|
Posted by saz on 10/24/83 11:22
In article <3kl48eFv255pU1@individual.net>, web@brightonfixedodds.net
says...
> I was recently asked to help out with the reworking of a company web site by
> a friend of mine who had been approached by someone at the company. (my
> friend is actually a student on a graphics design course so we think maybe
> they were looking for a cheap alternative to a professional designer).
> Anyway he did some flash work for them and they asked if he could maybe
> help freshen up their web site. Basically they were looking at getting a
> redesign done at some stage but wanted the code to have a bit of a spring
> clean in the meantime and as he knew I was a html hobbyist/nerd I was roped
> in.
>
> Anyway, so far I've produced this:
> http://www.mxdigital.co.uk/
>
> from this:
> http://www.brightonfixedodds.net/oldmxd/
>
> What I didn't realise 'til now was how difficult it is for you people who do
> this for a living when dealing with clients.
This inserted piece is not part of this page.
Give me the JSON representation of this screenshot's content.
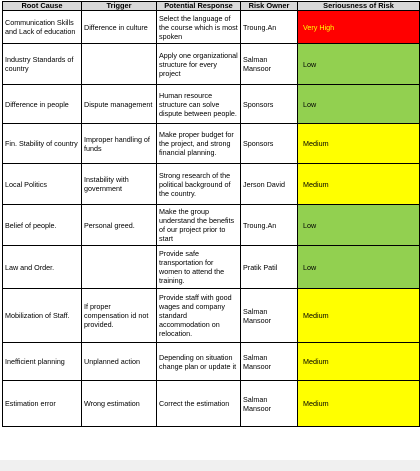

> Our contact at the company has been heavily involved at all stages and quite
> forceful in his ideas of what he wants (hence the transitional contact page
> as he was most insistent on the new window link). He also fancied himself
> as a web designer without ever having really read any html at all (never
> mind css), but he had a copy of frontpage which he kept using to send me
> knocked together demo pages which I then had to pick through. He also had
> an office full of colleagues who all had an opinion too. (for instance, he
> had one who suggested that we didn't use a serif font for the site as it
> made it look dated - I suggested maybe his colleague could adjust the font
> settings in his browser options). How do you cope with this? I tried
> explaining about the fluidity of a web page as opposed to one of their
> brochures and about accessibility but it just wasn't getting through. I
> think all he wanted was that it look pixel perfect on his company issue
> laptop. The whole process took weeks as he was constantly asking for things
> to be changed and then changed back. Drove us mad. He didn't seem to have
> any concern for copyright either and seemed quite happy to just whack a
> multimap right there on the page until I pointed out that no you can't
> actually do that. We really found it hard work at times trying to explain
> what we were doing and why.
Always have a contract. Specify exactly what is expected from both
sides. If they give you something to do and then go back to the way it
was, charge them for that extra time - it is not part of the contract.
You're allowing your customer to run your business. I once said to a
customer "I don't tell you how to run your business, please don't tell
me how to run mine". He is still a customer, but now he's very
reasonable in his requests and listens to my input.
If I had lost him after the comment, no big deal. Like your customer,
he was more trouble than he was worth.